After removing the 55-gallon drums, samples will be sent to Spectrum Analytical of Tampa, Fla., which has no ties to the Department of Defense, EMR project manager Jennifer Thiemann said.
“We’re actually testing them for everything under the sun,” she said. “We’re testing them for radioactivity (and) a full slate of chemicals, volatiles, heavy metals. Through those analyses we’ll actually have some real data. To date, we haven’t seen real definitive data, and we’re going to have that at the end of this summer.”
Nine barrels were raised and tested by the U.S. Army Corps of Engineers and Minnesota Pollution Control Agency in 1990 and 1994, Thiemann said. From that, the MPCA concluded in a later report that the barrels represent no apparent health risk.
Thiemann said testing nine out of almost 1,500 barrels isn’t enough to draw any conclusions.
“The investigations that have been done to date are not scientifically adequate to determine there are no risks associated with the barrels,” she said. “So that’s our goal with the investigation this summer — to get us a sensible set of data to determine if there are any human health or ecological risks.”
EMR conducted side-sonar scans of dump sites along the Talmadge, Knife and Sucker Rivers in 2008, and found 591 “high-probability targets.” A probable target is considered one or more barrels. Testing 70 of those barrels is 11 percent of the total, making it a good scientific sampling, Thiemann said.
Red Cliff Tribal Chairwoman Rose Gurnoe-Soulier said $2.5 million of the $3.3 million will be used to raise the barrels. It’s the most expensive and technologically difficult project ever undertaken by this Defense Department program.

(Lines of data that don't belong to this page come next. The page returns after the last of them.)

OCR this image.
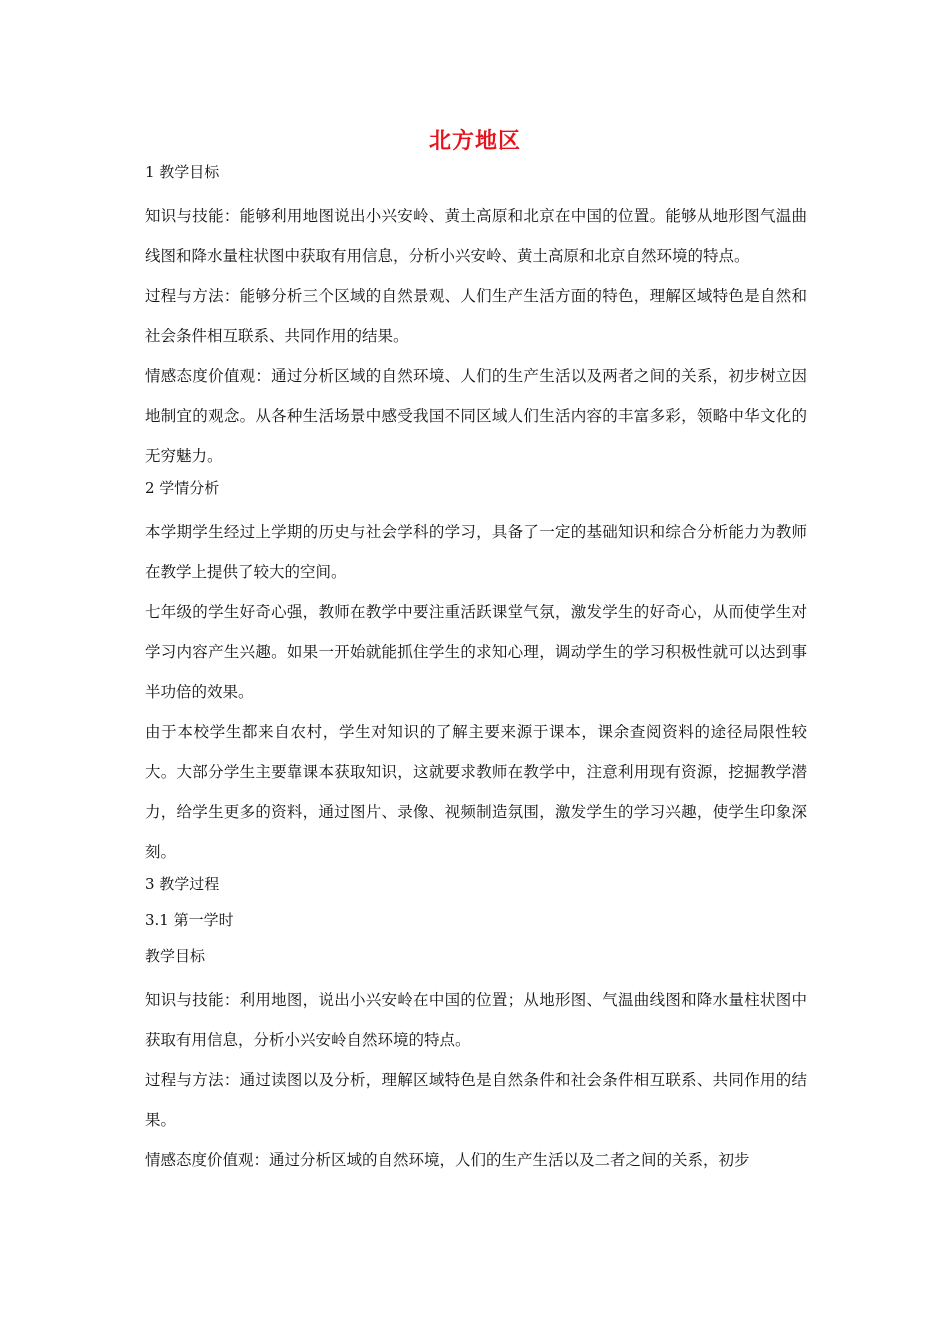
北方地区
1 教学目标

知识与技能：能够利用地图说出小兴安岭、黄土高原和北京在中国的位置。能够从地形图气温曲线图和降水量柱状图中获取有用信息，分析小兴安岭、黄土高原和北京自然环境的特点。

过程与方法：能够分析三个区域的自然景观、人们生产生活方面的特色，理解区域特色是自然和社会条件相互联系、共同作用的结果。

情感态度价值观：通过分析区域的自然环境、人们的生产生活以及两者之间的关系，初步树立因地制宜的观念。从各种生活场景中感受我国不同区域人们生活内容的丰富多彩，领略中华文化的无穷魅力。

2 学情分析

本学期学生经过上学期的历史与社会学科的学习，具备了一定的基础知识和综合分析能力为教师在教学上提供了较大的空间。

七年级的学生好奇心强，教师在教学中要注重活跃课堂气氛，激发学生的好奇心，从而使学生对学习内容产生兴趣。如果一开始就能抓住学生的求知心理，调动学生的学习积极性就可以达到事半功倍的效果。

由于本校学生都来自农村，学生对知识的了解主要来源于课本，课余查阅资料的途径局限性较大。大部分学生主要靠课本获取知识，这就要求教师在教学中，注意利用现有资源，挖掘教学潜力，给学生更多的资料，通过图片、录像、视频制造氛围，激发学生的学习兴趣，使学生印象深刻。

3 教学过程
3.1 第一学时
教学目标

知识与技能：利用地图，说出小兴安岭在中国的位置；从地形图、气温曲线图和降水量柱状图中获取有用信息，分析小兴安岭自然环境的特点。

过程与方法：通过读图以及分析，理解区域特色是自然条件和社会条件相互联系、共同作用的结果。

情感态度价值观：通过分析区域的自然环境，人们的生产生活以及二者之间的关系，初步
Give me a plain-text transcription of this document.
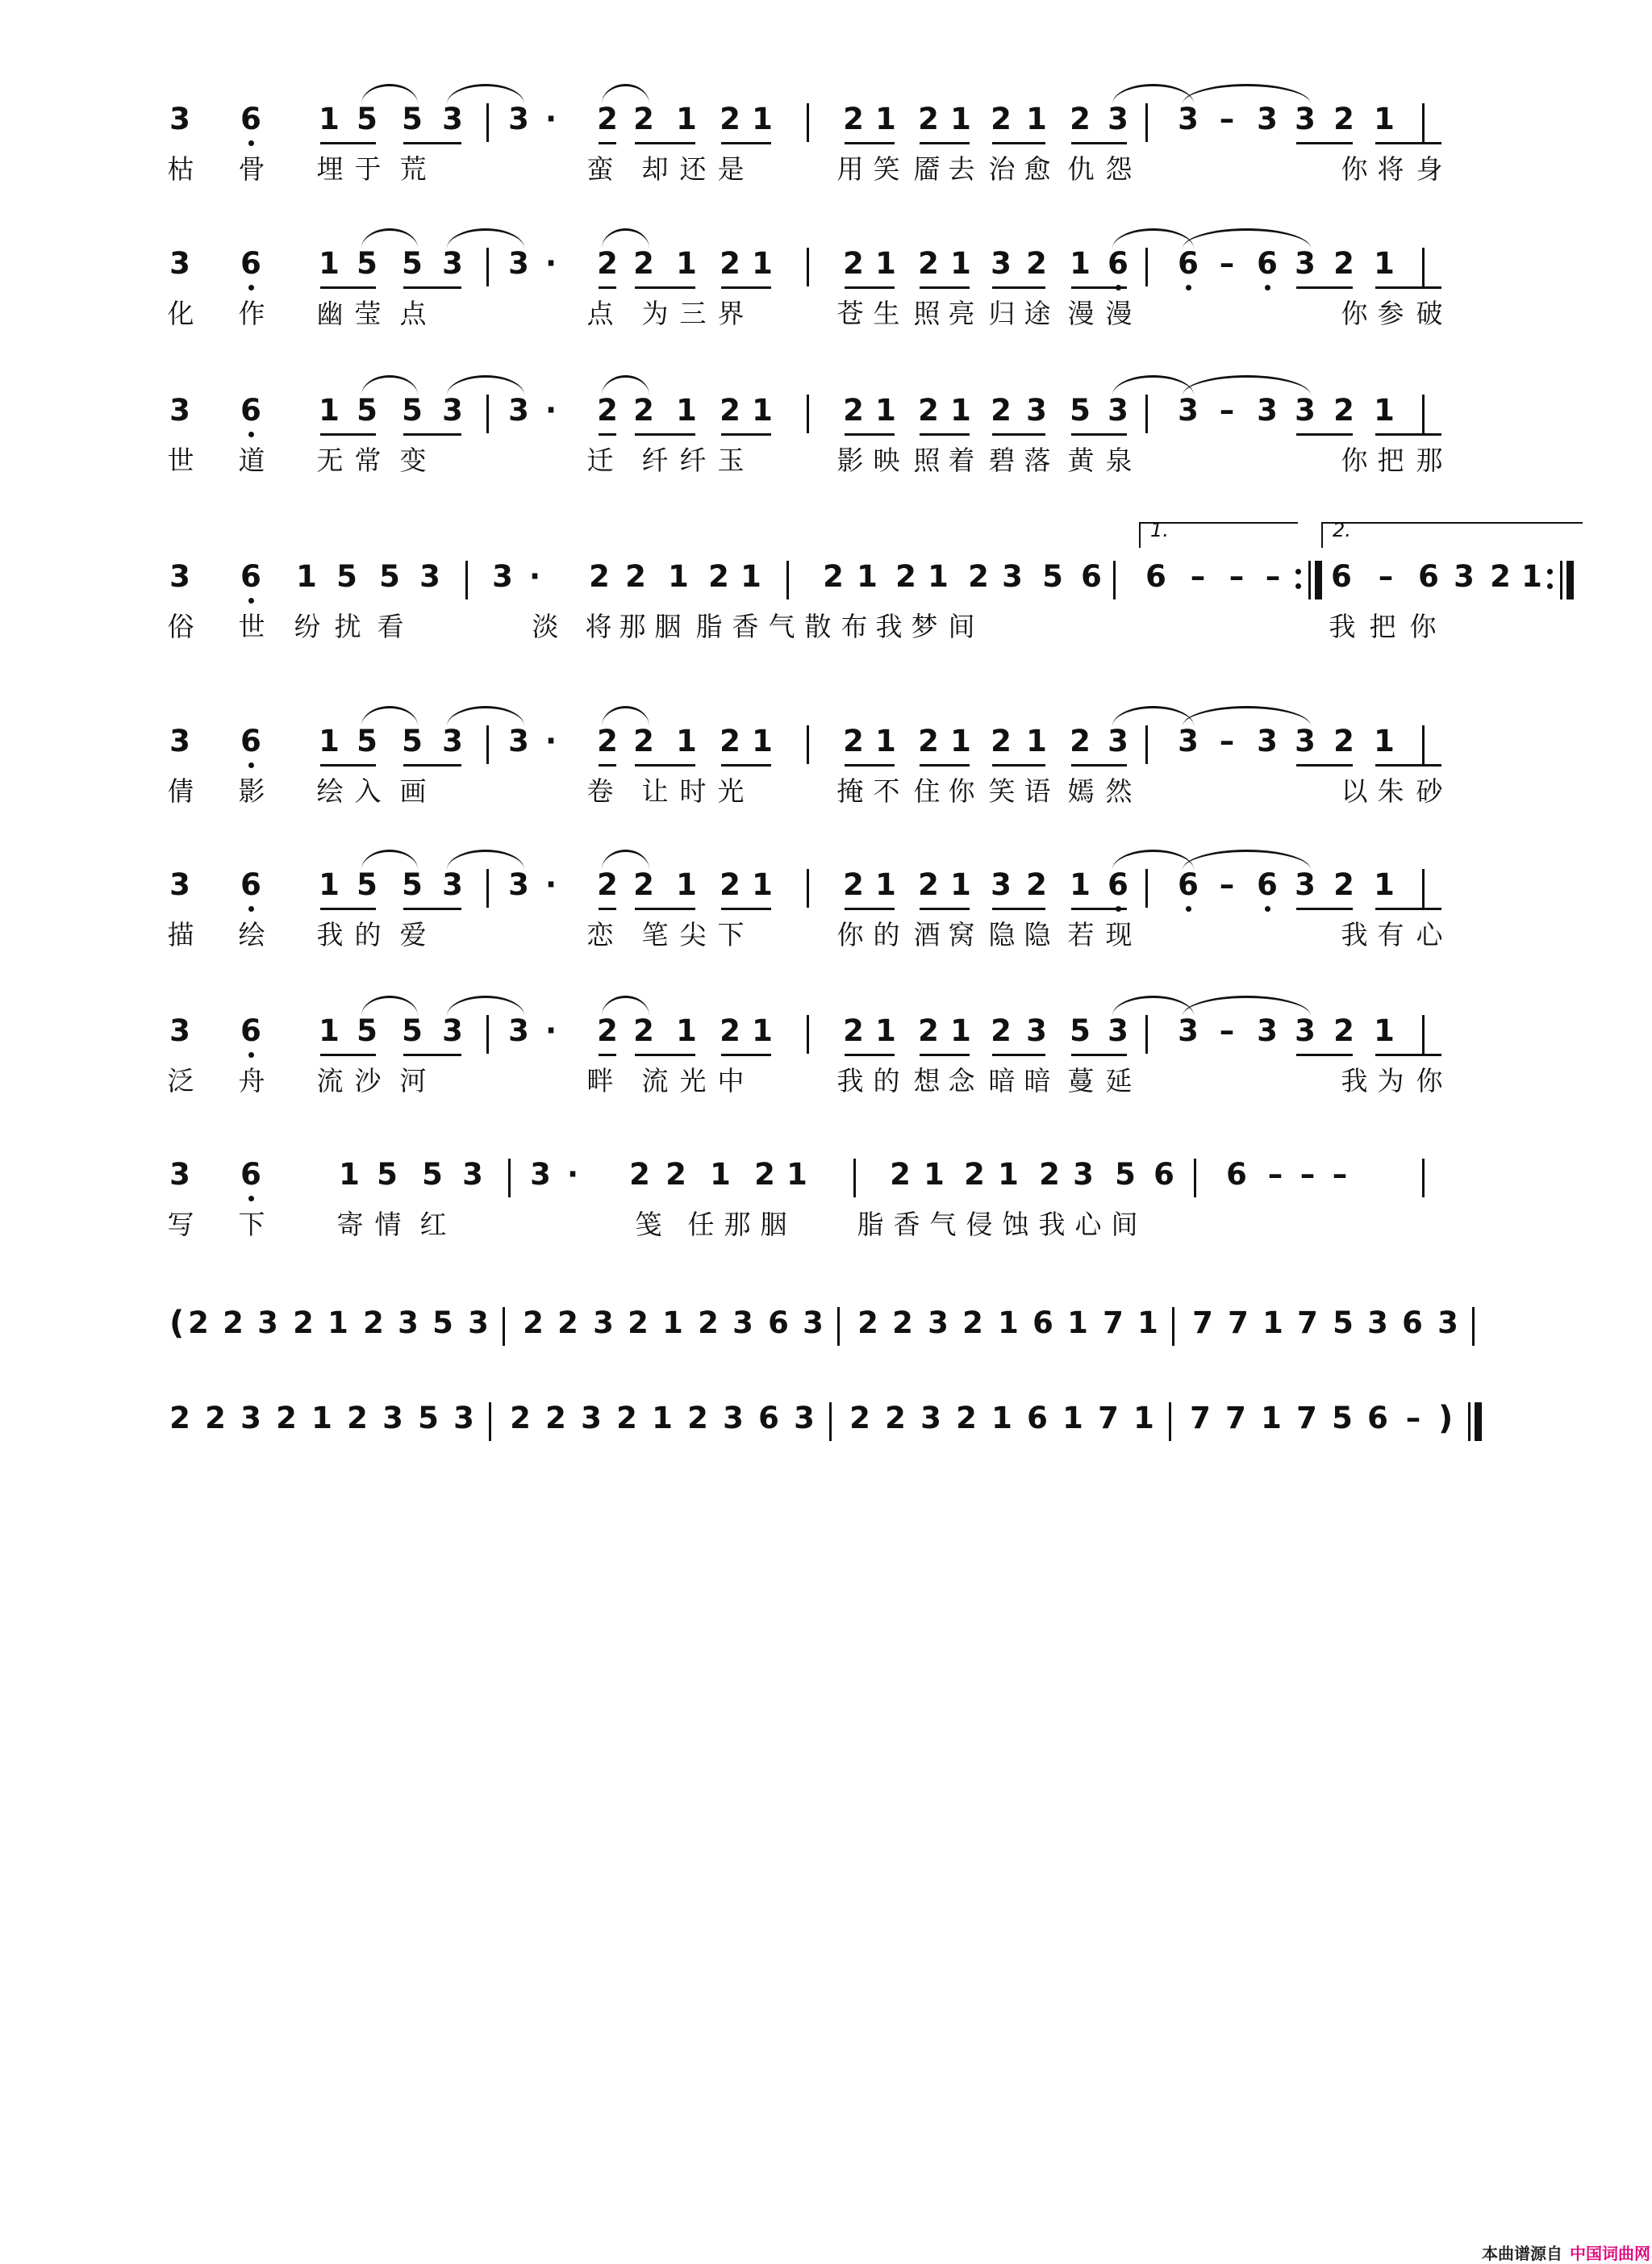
3 6 1 5 5 3 3 · 2 2 1 2 1 2 1 2 1 2 1 2 3 3 – 3 3 2 1
枯 骨 埋 于 荒	蛮 却 还 是	用 笑 靥 去 治 愈 仇 怨	你 将 身
3 6 1 5 5 3 3 · 2 2 1 2 1 2 1 2 1 3 2 1 6 6 – 6 3 2 1
化 作 幽 莹 点	点 为 三 界	苍 生 照 亮 归 途 漫 漫	你 参 破
3 6 1 5 5 3 3 · 2 2 1 2 1 2 1 2 1 2 3 5 3 3 – 3 3 2 1
世 道 无 常 变	迁 纤 纤 玉	影 映 照 着 碧 落 黄 泉	你 把 那
3 6 1 5 5 3 3 · 2 2 1 2 1 2 1 2 1 2 3 5 6 6 – – – 6 – 6 3 2 1
1.	2.
俗 世 纷 扰 看	淡 将 那 胭 脂 香 气 散 布 我 梦 间	我 把 你
3 6 1 5 5 3 3 · 2 2 1 2 1 2 1 2 1 2 1 2 3 3 – 3 3 2 1
倩 影 绘 入 画	卷 让 时 光	掩 不 住 你 笑 语 嫣 然	以 朱 砂
3 6 1 5 5 3 3 · 2 2 1 2 1 2 1 2 1 3 2 1 6 6 – 6 3 2 1
描 绘 我 的 爱	恋 笔 尖 下	你 的 酒 窝 隐 隐 若 现	我 有 心
3 6 1 5 5 3 3 · 2 2 1 2 1 2 1 2 1 2 3 5 3 3 – 3 3 2 1
泛 舟 流 沙 河	畔 流 光 中	我 的 想 念 暗 暗 蔓 延	我 为 你
3 6	1 5 5 3 3 · 2 2 1 2 1	2 1 2 1 2 3 5 6 6 – – –
写 下	寄 情 红	笺 任 那 胭	脂 香 气 侵 蚀 我 心 间
( 2 2 3 2 1 2 3 5 3 2 2 3 2 1 2 3 6 3 2 2 3 2 1 6 1 7 1 7 7 1 7 5 3 6 3
2 2 3 2 1 2 3 5 3 2 2 3 2 1 2 3 6 3 2 2 3 2 1 6 1 7 1 7 7 1 7 5 6 – )
本曲谱源自 中国词曲网
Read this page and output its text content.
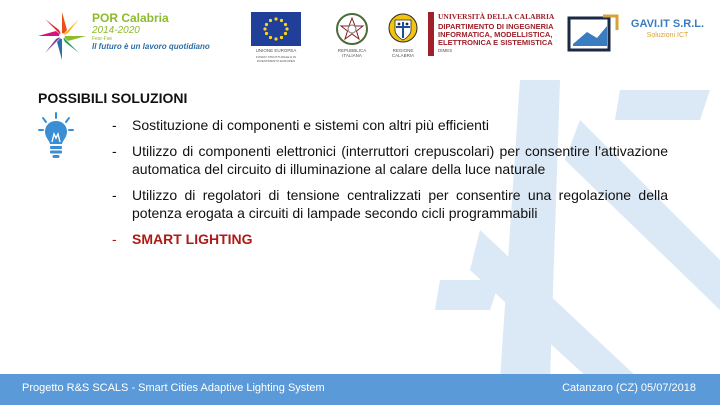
POR Calabria
2014-2020
Fesr-Fse
Il futuro è un lavoro quotidiano	UNIONE EUROPEA
FONDO STRUTTURALE E DI INVESTIMENTO EUROPEO
REPUBBLICA ITALIANA
REGIONE CALABRIA
UNIVERSITÀ DELLA CALABRIA
DIPARTIMENTO DI INGEGNERIA INFORMATICA, MODELLISTICA, ELETTRONICA E SISTEMISTICA
DIMES
GAVI.IT S.R.L.
Soluzioni ICT
POSSIBILI SOLUZIONI
- Sostituzione di componenti e sistemi con altri più efficienti
- Utilizzo di componenti elettronici (interruttori crepuscolari) per consentire l’attivazione automatica del circuito di illuminazione al calare della luce naturale
- Utilizzo di regolatori di tensione centralizzati per consentire una regolazione della potenza erogata a circuiti di lampade secondo cicli programmabili
- SMART LIGHTING
Progetto R&S SCALS - Smart Cities Adaptive Lighting System	Catanzaro (CZ) 05/07/2018
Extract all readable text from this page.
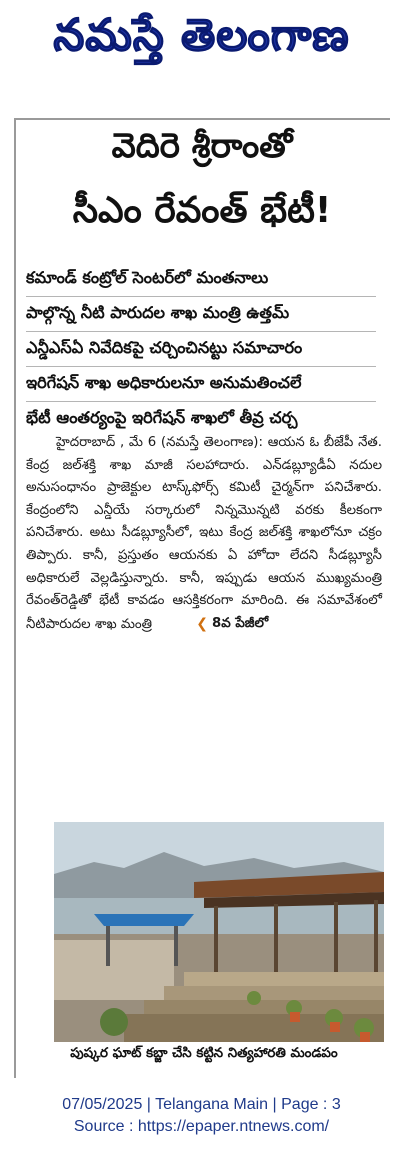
నమస్తే తెలంగాణ
వెదిరె శ్రీరాంతో
సీఎం రేవంత్ భేటీ!
కమాండ్ కంట్రోల్ సెంటర్‌లో మంతనాలు
పాల్గొన్న నీటి పారుదల శాఖ మంత్రి ఉత్తమ్
ఎన్డీఎస్ఏ నివేదికపై చర్చించినట్టు సమాచారం
ఇరిగేషన్ శాఖ అధికారులనూ అనుమతించలే
భేటీ ఆంతర్యంపై ఇరిగేషన్ శాఖలో తీవ్ర చర్చ
హైదరాబాద్ , మే 6 (నమస్తే తెలంగాణ): ఆయన ఓ బీజేపీ నేత. కేంద్ర జల్‌శక్తి శాఖ మాజీ సలహాదారు. ఎన్‌డబ్ల్యూడీఏ నదుల అనుసంధానం ప్రాజెక్టుల టాస్క్‌ఫోర్స్ కమిటీ చైర్మన్‌గా పనిచేశారు. కేంద్రంలోని ఎన్డీయే సర్కారులో నిన్నమొన్నటి వరకు కీలకంగా పనిచేశారు. అటు సీడబ్ల్యూసీలో, ఇటు కేంద్ర జల్‌శక్తి శాఖలోనూ చక్రం తిప్పారు. కానీ, ప్రస్తుతం ఆయనకు ఏ హోదా లేదని సీడబ్ల్యూసీ అధికారులే వెల్లడిస్తున్నారు. కానీ, ఇప్పుడు ఆయన ముఖ్యమంత్రి రేవంత్‌రెడ్డితో భేటీ కావడం ఆసక్తికరంగా మారింది. ఈ సమావేశంలో నీటిపారుదల శాఖ మంత్రి	❮ 8వ పేజీలో
పుష్కర ఘాట్ కబ్జా చేసి కట్టిన నిత్యహారతి మండపం
07/05/2025 | Telangana Main | Page : 3
Source : https://epaper.ntnews.com/
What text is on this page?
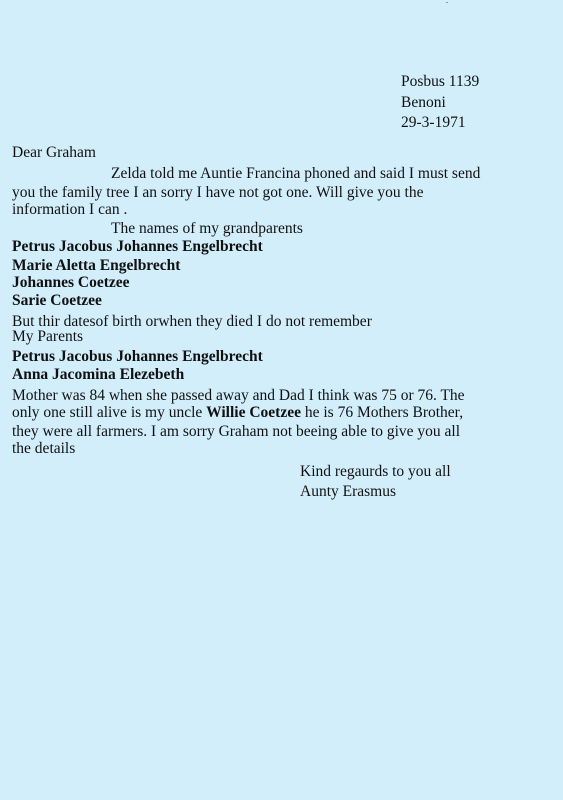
Posbus 1139
Benoni
29-3-1971
Dear Graham
Zelda told me Auntie Francina phoned and said I must send
you the family tree I an sorry I have not got one. Will give you the
information I can .
The names of my grandparents
Petrus Jacobus Johannes Engelbrecht
Marie Aletta Engelbrecht
Johannes Coetzee
Sarie Coetzee
But thir datesof birth orwhen they died I do not remember
My Parents
Petrus Jacobus Johannes Engelbrecht
Anna Jacomina Elezebeth
Mother was 84 when she passed away and Dad I think was 75 or 76. The
only one still alive is my uncle Willie Coetzee he is 76 Mothers Brother,
they were all farmers. I am sorry Graham not beeing able to give you all
the details
Kind regaurds to you all
Aunty Erasmus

“It’s groundbreaking stuff,” Gurnoe-Soulier said. “But it took us, our staff time, our professional time, rather than DoD itself, moving forward to do it.”
She said the testing is a matter of duty and survival for one of the state’s poorest tribes.
“The lake is very important to us. The water is very important. And we’re very concerned about the federal government’s trust responsibility to make sure that they ensure that (we can exercise) our treaty rights. … We’re going to continue to be there until we find out what’s in those barrels.”
Veolia Environmental will use a camera-operated underwater robotic vehicle to lift the barrels from 100 to 400 feet of water.
Red Cliff officials won’t say when the barrels will be recovered this summer because they don’t want boaters in the area. Thiemann said federal safety regulations will require that nonessential people be kept a minimum of 621 feet from where they’ll be working. That zone will be enforced by the Coast Guard.
They expect it will take Veolia no more than 15 consecutive days to raise all 70 drums.
The plan is to raise 33 barrels from the Talmadge River dump site, 28 from the Sucker River and nine from the Lester River site.
The closest dump site is two miles from Duluth’s water intake.